Hybrid cloud strategy
When an organization wants to transition to cloud-only, this strategy does not apply. When on-premises resources are available, a hybrid cloud strategy might be a very good option. This allows extending the on-premises resources in the combination of the cloud. In case of a cloud outage, the services can still rely on the on-premises resources, however, this does require to have the full capacity available on-premises.
Having on-premises hardware does require maintenance and hosing cost, but does provide the full dedication and control.
Cloud provides will experience outages that might harm your services. In the case of AWS, a huge chunk of the internet was down due to a major outage in North America. It is important to be prepared for these kinds of outages to minimize the impact.
As learned, multiple strategies can be applied like a multi-cloud, multi-region, or hybrid cloud strategy.
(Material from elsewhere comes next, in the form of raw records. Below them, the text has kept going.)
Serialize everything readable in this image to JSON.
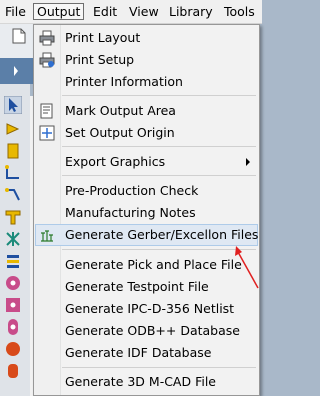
{
  "menubar": {
    "items": [
      "File",
      "Output",
      "Edit",
      "View",
      "Library",
      "Tools"
    ],
    "active": "Output"
  },
  "menu": {
    "items": [
      {
        "label": "Print Layout",
        "icon": "printer-icon"
      },
      {
        "label": "Print Setup",
        "icon": "printer-setup-icon"
      },
      {
        "label": "Printer Information",
        "icon": "none"
      },
      {
        "label": "Mark Output Area",
        "icon": "mark-area-icon"
      },
      {
        "label": "Set Output Origin",
        "icon": "origin-icon"
      },
      {
        "label": "Export Graphics",
        "icon": "none",
        "submenu": true
      },
      {
        "label": "Pre-Production Check",
        "icon": "none"
      },
      {
        "label": "Manufacturing Notes",
        "icon": "none"
      },
      {
        "label": "Generate Gerber/Excellon Files",
        "icon": "gerber-icon",
        "highlighted": true
      },
      {
        "label": "Generate Pick and Place File",
        "icon": "none"
      },
      {
        "label": "Generate Testpoint File",
        "icon": "none"
      },
      {
        "label": "Generate IPC-D-356 Netlist",
        "icon": "none"
      },
      {
        "label": "Generate ODB++ Database",
        "icon": "none"
      },
      {
        "label": "Generate IDF Database",
        "icon": "none"
      },
      {
        "label": "Generate 3D M-CAD File",
        "icon": "none"
      }
    ]
  },
  "colors": {
    "highlight": "#dfe8f3",
    "annotation_arrow": "#e02020"
  }
}
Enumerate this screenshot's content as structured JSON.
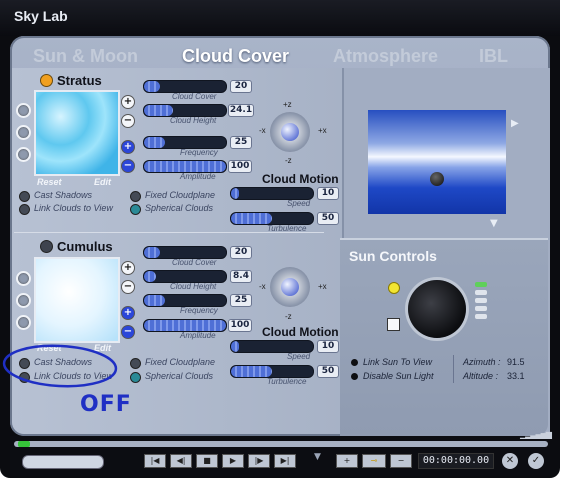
{
  "window": {
    "title": "Sky Lab"
  },
  "tabs": [
    {
      "label": "Sun & Moon"
    },
    {
      "label": "Cloud Cover"
    },
    {
      "label": "Atmosphere"
    },
    {
      "label": "IBL"
    }
  ],
  "stratus": {
    "title": "Stratus",
    "reset": "Reset",
    "edit": "Edit",
    "cast_shadows": "Cast Shadows",
    "link_clouds": "Link Clouds to View",
    "fixed_plane": "Fixed Cloudplane",
    "spherical": "Spherical Clouds",
    "sliders": [
      {
        "label": "Cloud Cover",
        "value": "20",
        "level": 0.2
      },
      {
        "label": "Cloud Height",
        "value": "24.1",
        "level": 0.35
      },
      {
        "label": "Frequency",
        "value": "25",
        "level": 0.25
      },
      {
        "label": "Amplitude",
        "value": "100",
        "level": 1.0
      }
    ],
    "motion_title": "Cloud Motion",
    "speed": {
      "label": "Speed",
      "value": "10",
      "level": 0.1
    },
    "turbulence": {
      "label": "Turbulence",
      "value": "50",
      "level": 0.5
    }
  },
  "cumulus": {
    "title": "Cumulus",
    "reset": "Reset",
    "edit": "Edit",
    "cast_shadows": "Cast Shadows",
    "link_clouds": "Link Clouds to View",
    "fixed_plane": "Fixed Cloudplane",
    "spherical": "Spherical Clouds",
    "sliders": [
      {
        "label": "Cloud Cover",
        "value": "20",
        "level": 0.2
      },
      {
        "label": "Cloud Height",
        "value": "8.4",
        "level": 0.15
      },
      {
        "label": "Frequency",
        "value": "25",
        "level": 0.25
      },
      {
        "label": "Amplitude",
        "value": "100",
        "level": 1.0
      }
    ],
    "motion_title": "Cloud Motion",
    "speed": {
      "label": "Speed",
      "value": "10",
      "level": 0.1
    },
    "turbulence": {
      "label": "Turbulence",
      "value": "50",
      "level": 0.5
    }
  },
  "axes": {
    "plus_z": "+z",
    "minus_z": "-z",
    "minus_x": "-x",
    "plus_x": "+x"
  },
  "sun": {
    "title": "Sun Controls",
    "link_sun": "Link Sun To View",
    "disable_light": "Disable Sun Light",
    "azimuth_label": "Azimuth :",
    "azimuth_value": "91.5",
    "altitude_label": "Altitude :",
    "altitude_value": "33.1"
  },
  "annotation": {
    "text": "OFF"
  },
  "playback": {
    "time": "00:00:00.00"
  },
  "colors": {
    "accent": "#3b5bdb",
    "annotation": "#1f2fc4"
  }
}
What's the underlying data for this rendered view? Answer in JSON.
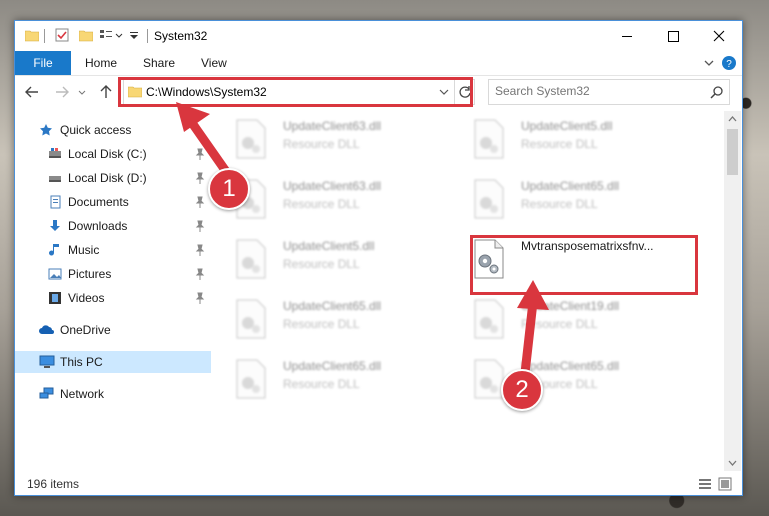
{
  "window": {
    "title": "System32",
    "controls": [
      "minimize-icon",
      "maximize-icon",
      "close-icon"
    ]
  },
  "ribbon": {
    "tabs": [
      {
        "label": "File",
        "active": true
      },
      {
        "label": "Home"
      },
      {
        "label": "Share"
      },
      {
        "label": "View"
      }
    ],
    "accent": "#1979ca"
  },
  "navigation": {
    "address": "C:\\Windows\\System32",
    "search_placeholder": "Search System32"
  },
  "sidebar": {
    "items": [
      {
        "label": "Quick access",
        "icon": "star-icon",
        "pinned": false
      },
      {
        "label": "Local Disk (C:)",
        "icon": "drive-icon",
        "pinned": true
      },
      {
        "label": "Local Disk (D:)",
        "icon": "drive-icon",
        "pinned": true
      },
      {
        "label": "Documents",
        "icon": "documents-icon",
        "pinned": true
      },
      {
        "label": "Downloads",
        "icon": "downloads-icon",
        "pinned": true
      },
      {
        "label": "Music",
        "icon": "music-icon",
        "pinned": true
      },
      {
        "label": "Pictures",
        "icon": "pictures-icon",
        "pinned": true
      },
      {
        "label": "Videos",
        "icon": "videos-icon",
        "pinned": true
      },
      {
        "label": "OneDrive",
        "icon": "cloud-icon",
        "pinned": false
      },
      {
        "label": "This PC",
        "icon": "computer-icon",
        "pinned": false,
        "selected": true
      },
      {
        "label": "Network",
        "icon": "network-icon",
        "pinned": false
      }
    ]
  },
  "files": [
    {
      "name": "UpdateClient63.dll",
      "type": "Resource DLL",
      "blurred": true
    },
    {
      "name": "UpdateClient5.dll",
      "type": "Resource DLL",
      "blurred": true
    },
    {
      "name": "UpdateClient63.dll",
      "type": "Resource DLL",
      "blurred": true
    },
    {
      "name": "UpdateClient65.dll",
      "type": "Resource DLL",
      "blurred": true
    },
    {
      "name": "UpdateClient5.dll",
      "type": "Resource DLL",
      "blurred": true
    },
    {
      "name": "Mvtransposematrixsfnv...",
      "type": "",
      "blurred": false,
      "highlighted": true
    },
    {
      "name": "UpdateClient65.dll",
      "type": "Resource DLL",
      "blurred": true
    },
    {
      "name": "UpdateClient19.dll",
      "type": "Resource DLL",
      "blurred": true
    },
    {
      "name": "UpdateClient65.dll",
      "type": "Resource DLL",
      "blurred": true
    },
    {
      "name": "UpdateClient65.dll",
      "type": "Resource DLL",
      "blurred": true
    }
  ],
  "status": {
    "item_count": "196 items"
  },
  "callouts": [
    {
      "number": "1"
    },
    {
      "number": "2"
    }
  ],
  "colors": {
    "highlight": "#d9363e",
    "selection": "#cce8ff"
  }
}
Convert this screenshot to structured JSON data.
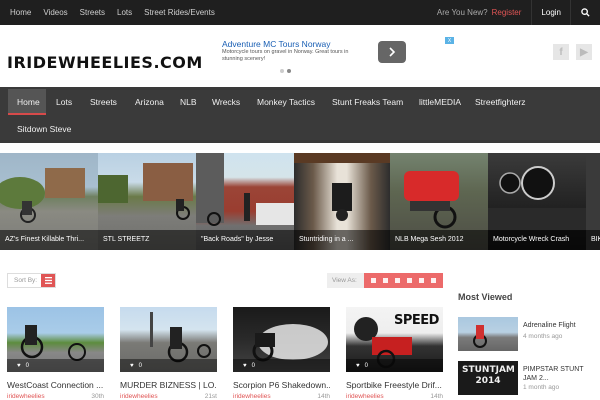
{
  "topbar": {
    "links": [
      "Home",
      "Videos",
      "Streets",
      "Lots",
      "Street Rides/Events"
    ],
    "new_question": "Are You New?",
    "register_label": "Register",
    "login_label": "Login",
    "search_icon": "search-icon"
  },
  "header": {
    "logo": "IRIDEWHEELIES.COM",
    "ad": {
      "title": "Adventure MC Tours Norway",
      "text": "Motorcycle tours on gravel in Norway. Great tours in stunning scenery!",
      "close_label": "X"
    },
    "social": [
      {
        "icon": "facebook-icon",
        "glyph": "f"
      },
      {
        "icon": "youtube-icon",
        "glyph": "▶"
      }
    ]
  },
  "mainnav": {
    "items": [
      "Home",
      "Lots",
      "Streets",
      "Arizona",
      "NLB",
      "Wrecks",
      "Monkey Tactics",
      "Stunt Freaks Team",
      "littleMEDIA",
      "Streetfighterz",
      "Sitdown Steve"
    ]
  },
  "slides": [
    {
      "caption": "AZ's Finest Killable Thri..."
    },
    {
      "caption": "STL STREETZ"
    },
    {
      "caption": "\"Back Roads\" by Jesse"
    },
    {
      "caption": "Stuntriding in a ..."
    },
    {
      "caption": "NLB Mega Sesh 2012"
    },
    {
      "caption": "Motorcycle Wreck Crash"
    },
    {
      "caption": "BIK"
    }
  ],
  "toolbar": {
    "sort_label": "Sort By:",
    "view_label": "View As:"
  },
  "cards": [
    {
      "title": "WestCoast Connection ...",
      "author": "iridewheelies",
      "date": "30th",
      "likes": "0"
    },
    {
      "title": "MURDER BIZNESS | LO...",
      "author": "iridewheelies",
      "date": "21st",
      "likes": "0"
    },
    {
      "title": "Scorpion P6 Shakedown...",
      "author": "iridewheelies",
      "date": "14th",
      "likes": "0"
    },
    {
      "title": "Sportbike Freestyle Drif...",
      "author": "iridewheelies",
      "date": "14th",
      "likes": "0"
    }
  ],
  "card4_overlay": "SPEED",
  "most_viewed": {
    "title": "Most Viewed",
    "items": [
      {
        "name": "Adrenaline Flight",
        "time": "4 months ago"
      },
      {
        "name": "PIMPSTAR STUNT JAM 2...",
        "time": "1 month ago",
        "thumb_text": "STUNTJAM 2014"
      }
    ]
  }
}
Both multi and hybrid cloud strategies are the safest to ensure the impact is minimal. The biggest downside is the additional cost and in the case of hybrid the maintenance of physical hardware. In case of the outage at AWS last week, a multi-region strategy would be sufficient, but when will be there an outage of the entire cloud provider? In all cases, it is evaluating the cost compared to the risk. But in general, it is important to apply one of those strategies to ensure the services are available.
Additionally, it is very important to have a procedure in place to detect the outage of a cloud provider to initiate the failover. At what point is the failover going to initiate? This can be based on the service level agreement (SLA) of the cloud provider. And at what point are the resources going to be restored? These are important questions that should be in place before applying these kinds of strategies.
In the case of a multi-cloud strategy, the resource prices might be a failover driver. As resource prices at various cloud providers fluctuate it might help save cost.
The most important conclusion is to have proper automation in place to deploy the resources in one of those strategies. Based on data it should be possible to apply machine learning to detect these outages and recover automatically. But be aware automation platforms like Azure DevOps are hosted in the cloud and might be impacted by the outages.